About your decoder parameters:
you can remove them at all (we removed these flags from the decoder)
--hardselection=1.5
--softselection=10.0
then for s2s this one is not used
--silscore=0.0
For making shorter sentences (to prevent looping) we have eosscore as I said before. Beamthreshold is a heuristic on filtering current hyps which are far from the current best hyp, so increasing it you decrease the filtering - that is why longer hyps can survive. For sure try to play with it. Another param which influence is --attentionthreshold=30
it defines the window for attention (if it is infinity then we will look at the whole sentence, if small - window will be smaller). Possibly you need to play with it too - I guess here could be a problem for attention itself when it sees part of audio with another quality not as in the training. About beamsizetoken - this is for speedup and restricting search, only these top tokens by their emission scores will be considered to build the hyps (doesn't influence on looping, early stopping, just for speed).
I guess this is what you meant with looping ngrams. So if this is a known problem with Seq2Seq, is there a way to solve it?
yep, this is not totally solved problem and in the decoder people adding some penalties to prevent this, like we do for eosScore. It cannot solve for all sentences. Try to decode full set you have and check final wer and how many sentences you have much longer/much shorter.
I would also try to look at the attention values for audios where you have switching to worse quality. As I see overall quality you have (Viterbi) is not bad, so you should have small number of samples with this effect (but this is normal in current life =) ). Here some analysis of badly recognized sentences could be done, possibly you can add more augmentation/these samples type/add heuristics on attention to improve on particular sentences. Don't have ready recipe. You can google any seq2seq papers, for sure people will mention this problem and their penalties/heuristics/etc. (this all depends on loss function, model type, decoder they have).
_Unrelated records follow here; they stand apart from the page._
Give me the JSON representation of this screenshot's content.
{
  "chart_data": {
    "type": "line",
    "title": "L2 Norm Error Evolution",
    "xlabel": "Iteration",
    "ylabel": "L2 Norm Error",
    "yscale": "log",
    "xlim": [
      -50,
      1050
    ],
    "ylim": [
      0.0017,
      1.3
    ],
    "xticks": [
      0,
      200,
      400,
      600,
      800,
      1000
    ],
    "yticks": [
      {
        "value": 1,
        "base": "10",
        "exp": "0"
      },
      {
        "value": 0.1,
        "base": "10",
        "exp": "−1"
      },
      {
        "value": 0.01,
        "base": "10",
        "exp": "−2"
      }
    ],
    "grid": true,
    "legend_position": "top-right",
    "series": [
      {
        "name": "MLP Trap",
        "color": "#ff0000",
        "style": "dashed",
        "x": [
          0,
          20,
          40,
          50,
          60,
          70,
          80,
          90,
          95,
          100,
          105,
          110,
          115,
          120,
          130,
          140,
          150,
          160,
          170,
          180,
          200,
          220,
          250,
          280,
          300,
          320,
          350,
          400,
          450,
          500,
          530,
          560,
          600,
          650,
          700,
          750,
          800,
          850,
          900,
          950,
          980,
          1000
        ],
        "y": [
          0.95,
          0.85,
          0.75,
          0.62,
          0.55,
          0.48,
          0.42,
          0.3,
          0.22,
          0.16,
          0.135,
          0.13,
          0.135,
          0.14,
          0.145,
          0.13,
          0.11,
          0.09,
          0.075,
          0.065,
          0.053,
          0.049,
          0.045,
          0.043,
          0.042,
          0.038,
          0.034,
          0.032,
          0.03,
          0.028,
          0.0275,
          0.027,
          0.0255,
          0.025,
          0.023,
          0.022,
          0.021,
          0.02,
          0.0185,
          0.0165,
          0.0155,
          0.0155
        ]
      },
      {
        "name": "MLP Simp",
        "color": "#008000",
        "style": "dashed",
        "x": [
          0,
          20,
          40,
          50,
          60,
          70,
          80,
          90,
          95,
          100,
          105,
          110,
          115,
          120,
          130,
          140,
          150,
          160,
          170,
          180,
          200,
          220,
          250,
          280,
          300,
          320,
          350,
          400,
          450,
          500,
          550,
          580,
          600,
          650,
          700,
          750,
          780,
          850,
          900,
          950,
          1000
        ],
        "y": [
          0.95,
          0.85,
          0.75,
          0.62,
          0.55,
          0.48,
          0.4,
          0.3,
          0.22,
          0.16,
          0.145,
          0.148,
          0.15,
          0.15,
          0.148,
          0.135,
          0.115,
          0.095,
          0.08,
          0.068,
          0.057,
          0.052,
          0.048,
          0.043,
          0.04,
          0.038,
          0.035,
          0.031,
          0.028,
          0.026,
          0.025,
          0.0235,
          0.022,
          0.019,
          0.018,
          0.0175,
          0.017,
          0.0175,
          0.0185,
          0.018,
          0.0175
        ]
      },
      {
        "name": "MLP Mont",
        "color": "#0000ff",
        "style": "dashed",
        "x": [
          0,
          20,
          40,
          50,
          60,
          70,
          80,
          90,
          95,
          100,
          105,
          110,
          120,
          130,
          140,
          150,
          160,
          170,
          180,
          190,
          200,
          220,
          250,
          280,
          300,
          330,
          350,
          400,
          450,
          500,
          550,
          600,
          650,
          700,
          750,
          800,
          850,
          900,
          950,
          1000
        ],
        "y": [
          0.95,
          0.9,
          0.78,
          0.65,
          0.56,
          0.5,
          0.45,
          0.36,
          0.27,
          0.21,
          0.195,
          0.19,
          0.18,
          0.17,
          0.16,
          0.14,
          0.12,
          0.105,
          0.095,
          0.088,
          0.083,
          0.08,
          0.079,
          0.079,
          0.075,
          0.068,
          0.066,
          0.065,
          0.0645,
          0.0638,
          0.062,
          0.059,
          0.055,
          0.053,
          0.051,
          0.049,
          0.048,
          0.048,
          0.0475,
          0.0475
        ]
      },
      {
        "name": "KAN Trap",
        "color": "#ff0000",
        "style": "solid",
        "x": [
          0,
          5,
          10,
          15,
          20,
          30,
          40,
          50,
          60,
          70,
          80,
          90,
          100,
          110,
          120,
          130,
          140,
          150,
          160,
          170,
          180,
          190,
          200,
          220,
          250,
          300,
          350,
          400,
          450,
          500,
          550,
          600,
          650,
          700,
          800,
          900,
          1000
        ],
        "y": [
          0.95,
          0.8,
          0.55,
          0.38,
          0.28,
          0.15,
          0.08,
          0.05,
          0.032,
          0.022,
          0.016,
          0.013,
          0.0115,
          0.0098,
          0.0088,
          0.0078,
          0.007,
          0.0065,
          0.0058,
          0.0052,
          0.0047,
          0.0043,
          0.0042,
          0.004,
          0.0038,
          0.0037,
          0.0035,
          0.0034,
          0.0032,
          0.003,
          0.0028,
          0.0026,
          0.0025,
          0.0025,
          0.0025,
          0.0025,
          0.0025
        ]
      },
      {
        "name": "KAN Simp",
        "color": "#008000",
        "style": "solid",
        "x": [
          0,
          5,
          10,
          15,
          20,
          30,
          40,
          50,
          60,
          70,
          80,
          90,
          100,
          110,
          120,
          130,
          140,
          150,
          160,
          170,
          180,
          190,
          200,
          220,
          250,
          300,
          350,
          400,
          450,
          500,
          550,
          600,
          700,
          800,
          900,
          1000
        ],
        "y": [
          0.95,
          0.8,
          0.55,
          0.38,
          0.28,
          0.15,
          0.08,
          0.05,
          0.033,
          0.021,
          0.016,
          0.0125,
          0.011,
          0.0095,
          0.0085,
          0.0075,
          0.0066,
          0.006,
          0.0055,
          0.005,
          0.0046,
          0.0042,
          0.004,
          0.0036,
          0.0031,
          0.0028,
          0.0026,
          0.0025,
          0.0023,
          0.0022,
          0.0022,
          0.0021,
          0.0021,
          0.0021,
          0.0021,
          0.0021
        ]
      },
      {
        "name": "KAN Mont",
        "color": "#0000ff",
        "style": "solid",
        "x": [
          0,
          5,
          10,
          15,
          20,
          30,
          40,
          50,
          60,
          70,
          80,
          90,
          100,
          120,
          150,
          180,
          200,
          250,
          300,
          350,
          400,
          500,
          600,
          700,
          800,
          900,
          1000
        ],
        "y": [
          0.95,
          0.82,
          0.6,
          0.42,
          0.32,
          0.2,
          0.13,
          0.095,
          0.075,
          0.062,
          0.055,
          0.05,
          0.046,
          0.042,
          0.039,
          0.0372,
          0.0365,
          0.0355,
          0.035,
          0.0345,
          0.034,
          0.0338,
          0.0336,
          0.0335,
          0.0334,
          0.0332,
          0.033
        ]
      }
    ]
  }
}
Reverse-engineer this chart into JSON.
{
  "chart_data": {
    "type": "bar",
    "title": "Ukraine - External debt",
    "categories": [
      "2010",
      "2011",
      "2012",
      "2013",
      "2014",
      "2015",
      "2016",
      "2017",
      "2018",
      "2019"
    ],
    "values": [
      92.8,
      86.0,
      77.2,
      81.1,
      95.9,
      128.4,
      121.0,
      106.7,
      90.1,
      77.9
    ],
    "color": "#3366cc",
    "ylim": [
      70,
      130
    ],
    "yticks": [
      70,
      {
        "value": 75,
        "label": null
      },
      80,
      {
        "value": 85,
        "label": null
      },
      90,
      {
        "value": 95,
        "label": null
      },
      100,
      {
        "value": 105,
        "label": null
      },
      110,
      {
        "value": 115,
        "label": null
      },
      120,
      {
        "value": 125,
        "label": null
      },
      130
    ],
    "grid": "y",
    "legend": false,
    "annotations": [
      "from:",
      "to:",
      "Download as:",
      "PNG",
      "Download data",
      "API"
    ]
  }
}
Thank you very much for your help.
I'm trying to transcribe an audio clip which is about 2min long with my Seq2Seq model. The transcription is almost perfect but it stops after a few seconds. How can I decode the entire clip?
I've tested a few clips and it seems that the decoding stops when the audio quality changes. W2L seems to stop decoding when going from studio recorded audio to a phone interview. Is there a way to keep decoding?